Проследовала к месту проведения Ярмарки вереница вечно недовольных чем-то кобольдов, каждый из них держал под мышкой складной столик: в праздничные дни работы у менял предвиделось много. Сегодня недовольство кобольдов носило ярко выраженный характер, и направлено было на главного городского лекаря Халифана, который велел своим помощникам из Гильдии магов очистить город от крыс хотя бы на три дня. Купцы, что привезли на Ярмарку зерно и сало, были несказанно благодарны за это главному лекарю, зато кобольды, высоко ценившие крысиное мясо, истолковали приказ как злонамеренное ущемление собственных прав: теперь и не перекусить по-быстрому, не отходя от рабочего места!
Впрочем, вездесущие овражные гномы клятвенно пообещали доставлять из близлежащих деревень нужное количество прекрасных свежих грызунов, но овражники славились забывчивостью и рассеянностью и могли запросто перепутать и доставить обед не по адресу.
На главной площади, не покладая рук, трудились городские стражники: вот уже второй час они орудовали щетками, очищая от голубиного помета огромный величественный монумент королю. Каждый год, в преддверии этой титанической работы, старший стражник пытался объяснить начальству всю бесполезность усилий, указывая на толстых и нахальных голубей, которые во время уборки прогуливались неподалеку. Птицы с нетерпением ожидали момента, когда, наконец, стража уберется и можно будет занять облюбованные и такие привычные места: на плечах, руках и голове его величества.
Но городской Совет, где заседали самые почтенные горожане, оставался непреклонным. Стражникам было объявлено, что ежегодной уборкой достигалось сразу две цели: наводился порядок на площади, и выказывалось почтение к монарху — вдруг, упаси небо, король решит посетить Лутаку? Впрочем, Бутфарп четырнадцатый еще ни разу не удостаивал Летнюю ярмарку своим посещением и, надо сказать, жители города о том нимало не переживали.
За работой стражников наблюдали городские портные: ведь ничто не доставляет такого удовольствия, чем смотреть, как трудится другой человек! Портные следили за работой внимательно и попутно давали массу полезных советов, чем в предельно сжатые сроки довели городскую стражу до белого каления. Когда стражники, побагровевшие от общения с советчиками, наконец, удалились, прихватив с собой ведра и щетки, главный портной посмотрел на золотой циферблат часов на главной башне и дал знак.
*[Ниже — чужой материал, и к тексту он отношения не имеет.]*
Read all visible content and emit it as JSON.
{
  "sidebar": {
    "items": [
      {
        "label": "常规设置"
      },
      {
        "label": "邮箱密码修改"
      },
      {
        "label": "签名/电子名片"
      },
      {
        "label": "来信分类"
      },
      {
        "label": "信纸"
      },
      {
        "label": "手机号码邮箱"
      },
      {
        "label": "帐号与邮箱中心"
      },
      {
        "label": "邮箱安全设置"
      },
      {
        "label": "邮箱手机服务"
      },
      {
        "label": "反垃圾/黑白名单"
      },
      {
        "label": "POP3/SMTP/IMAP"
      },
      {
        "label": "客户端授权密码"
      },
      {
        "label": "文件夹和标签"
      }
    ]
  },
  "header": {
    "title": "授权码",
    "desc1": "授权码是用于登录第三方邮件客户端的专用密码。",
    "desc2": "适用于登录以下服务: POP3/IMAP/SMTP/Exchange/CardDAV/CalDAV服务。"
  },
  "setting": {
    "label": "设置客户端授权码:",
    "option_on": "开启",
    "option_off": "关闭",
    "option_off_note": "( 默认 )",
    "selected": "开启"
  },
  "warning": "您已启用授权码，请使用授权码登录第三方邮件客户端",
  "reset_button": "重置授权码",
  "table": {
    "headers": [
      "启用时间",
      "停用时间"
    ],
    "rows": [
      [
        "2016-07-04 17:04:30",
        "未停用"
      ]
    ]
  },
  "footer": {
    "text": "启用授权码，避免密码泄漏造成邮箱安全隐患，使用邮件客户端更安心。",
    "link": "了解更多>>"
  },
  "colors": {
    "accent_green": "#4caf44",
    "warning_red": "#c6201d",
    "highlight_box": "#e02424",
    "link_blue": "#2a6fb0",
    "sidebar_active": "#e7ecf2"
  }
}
Под перезвон курантов на площадь торжественно вплыла алая, расшитая золотом мантия. За ней, помахивая рукавами и сверкая позолоченными пуговицами, следовал камзол, а за ним — расшитая мелким жемчугом перевязь.
— Тэк-с, — озабоченно проговорил главный портной, лысый и румяный человечек, потирая пухлые руки. — Ну что ж, приступим! Сначала — камзол.